I had a fair few toys when I was a kid – but there was one toy that it always came back to. Lego. I just couldn’t get enough of those little bricks – and the seemingly unending scenarios I could conjour up.

Lego childrens toys
When I look at the kind of childrens toys today, it seems that there is a missing element of imagination. I don’t mean the toys themselves are lacking in imagination – some are excellent – but I mean that there is limited capacity for the child themselves to be imaginative.
I think this is where those bricks were so good. It’s true, you got instructions to build a certain model – be it a house, car, boat, castle – whatever – but after you’d got tired of the model, you could simply take it apart and start building another completely different one.
And of course the best thing about Lego that makes it one of the best childrens toys (in my opinion) is that you could use the bricks from, say, a castle – and make them into something like a spaceship instead.

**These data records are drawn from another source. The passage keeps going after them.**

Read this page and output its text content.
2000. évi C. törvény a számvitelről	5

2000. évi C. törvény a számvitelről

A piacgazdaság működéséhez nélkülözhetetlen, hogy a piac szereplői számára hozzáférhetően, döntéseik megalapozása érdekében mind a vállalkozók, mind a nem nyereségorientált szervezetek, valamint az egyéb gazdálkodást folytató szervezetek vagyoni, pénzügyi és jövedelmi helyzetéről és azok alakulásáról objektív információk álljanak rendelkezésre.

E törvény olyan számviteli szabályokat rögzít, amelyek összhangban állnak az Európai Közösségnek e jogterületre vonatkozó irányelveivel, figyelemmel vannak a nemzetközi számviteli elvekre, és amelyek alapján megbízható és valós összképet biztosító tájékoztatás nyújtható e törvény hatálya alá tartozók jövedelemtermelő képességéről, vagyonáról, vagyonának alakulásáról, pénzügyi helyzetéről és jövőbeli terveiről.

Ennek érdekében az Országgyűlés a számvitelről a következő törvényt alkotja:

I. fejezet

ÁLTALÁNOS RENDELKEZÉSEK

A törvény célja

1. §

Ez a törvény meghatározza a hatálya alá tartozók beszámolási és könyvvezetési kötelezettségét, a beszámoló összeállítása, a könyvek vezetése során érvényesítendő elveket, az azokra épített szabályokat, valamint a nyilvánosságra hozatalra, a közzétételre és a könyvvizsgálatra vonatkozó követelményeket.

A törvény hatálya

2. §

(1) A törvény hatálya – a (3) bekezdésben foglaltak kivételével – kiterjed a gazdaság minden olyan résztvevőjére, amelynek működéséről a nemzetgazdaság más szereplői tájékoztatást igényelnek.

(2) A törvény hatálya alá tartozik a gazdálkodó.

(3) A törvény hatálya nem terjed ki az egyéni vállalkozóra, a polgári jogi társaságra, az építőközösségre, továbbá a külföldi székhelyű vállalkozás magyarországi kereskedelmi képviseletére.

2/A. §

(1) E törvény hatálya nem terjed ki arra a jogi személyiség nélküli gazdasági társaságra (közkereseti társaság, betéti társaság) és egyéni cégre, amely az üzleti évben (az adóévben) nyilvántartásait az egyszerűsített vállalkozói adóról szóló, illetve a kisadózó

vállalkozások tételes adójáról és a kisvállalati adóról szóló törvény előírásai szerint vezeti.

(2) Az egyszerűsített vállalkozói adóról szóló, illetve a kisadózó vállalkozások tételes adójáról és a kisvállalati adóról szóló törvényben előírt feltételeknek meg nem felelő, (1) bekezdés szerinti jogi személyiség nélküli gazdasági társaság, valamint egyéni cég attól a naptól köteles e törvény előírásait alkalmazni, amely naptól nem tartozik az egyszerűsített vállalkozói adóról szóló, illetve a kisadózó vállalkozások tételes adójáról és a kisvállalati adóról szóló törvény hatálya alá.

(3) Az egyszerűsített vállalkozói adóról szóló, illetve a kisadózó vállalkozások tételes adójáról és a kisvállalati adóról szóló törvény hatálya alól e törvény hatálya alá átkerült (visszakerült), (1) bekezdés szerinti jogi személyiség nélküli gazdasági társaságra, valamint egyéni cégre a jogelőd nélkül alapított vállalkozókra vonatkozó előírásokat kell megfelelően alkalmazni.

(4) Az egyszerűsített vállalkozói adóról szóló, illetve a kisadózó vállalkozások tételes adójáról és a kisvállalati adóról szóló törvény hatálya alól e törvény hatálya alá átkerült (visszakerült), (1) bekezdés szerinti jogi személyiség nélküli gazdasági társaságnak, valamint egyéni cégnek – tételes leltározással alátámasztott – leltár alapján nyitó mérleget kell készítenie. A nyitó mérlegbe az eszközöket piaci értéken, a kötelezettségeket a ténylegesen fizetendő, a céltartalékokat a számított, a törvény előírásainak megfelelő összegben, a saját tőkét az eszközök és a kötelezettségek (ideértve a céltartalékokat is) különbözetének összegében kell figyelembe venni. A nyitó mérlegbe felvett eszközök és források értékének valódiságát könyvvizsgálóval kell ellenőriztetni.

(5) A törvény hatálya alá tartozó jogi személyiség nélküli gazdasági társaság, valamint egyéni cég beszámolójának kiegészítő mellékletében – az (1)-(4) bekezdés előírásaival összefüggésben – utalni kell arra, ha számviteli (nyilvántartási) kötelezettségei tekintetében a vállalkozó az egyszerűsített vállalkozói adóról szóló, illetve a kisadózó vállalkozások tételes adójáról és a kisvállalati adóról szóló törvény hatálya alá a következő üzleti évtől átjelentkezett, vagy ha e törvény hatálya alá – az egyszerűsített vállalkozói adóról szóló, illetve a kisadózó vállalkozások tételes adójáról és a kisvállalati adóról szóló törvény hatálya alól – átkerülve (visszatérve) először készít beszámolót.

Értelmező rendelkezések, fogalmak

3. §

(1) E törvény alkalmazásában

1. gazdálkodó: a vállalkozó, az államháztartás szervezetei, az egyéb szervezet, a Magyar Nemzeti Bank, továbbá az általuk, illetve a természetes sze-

In terms of learning, I think that Lego must be responsible for many an engineer’s career. More than that, I think it probably inspired the storytelling element of childhood; you could come up with infinite variations of conflicts and situations. Admittedly, most of my stories involved laying siege to a castle and somehow destroying it.
You could get Lego on all sorts of themes – many of which are now long gone. Castle, Space, Pirate – something for every taste and imagination.
Video games now account for a great deal of childrens toys – and although they are often hugely impressive – do they stimulate the imagination of the child concerned? I would say it probably doesn’t – but nevertheless, they are great fun.
Still, it’s not like they don’t sell Lego anymore. And if you really can’t bring yourself to buy your child a box of Lego – just buy the latest Lego video game instead!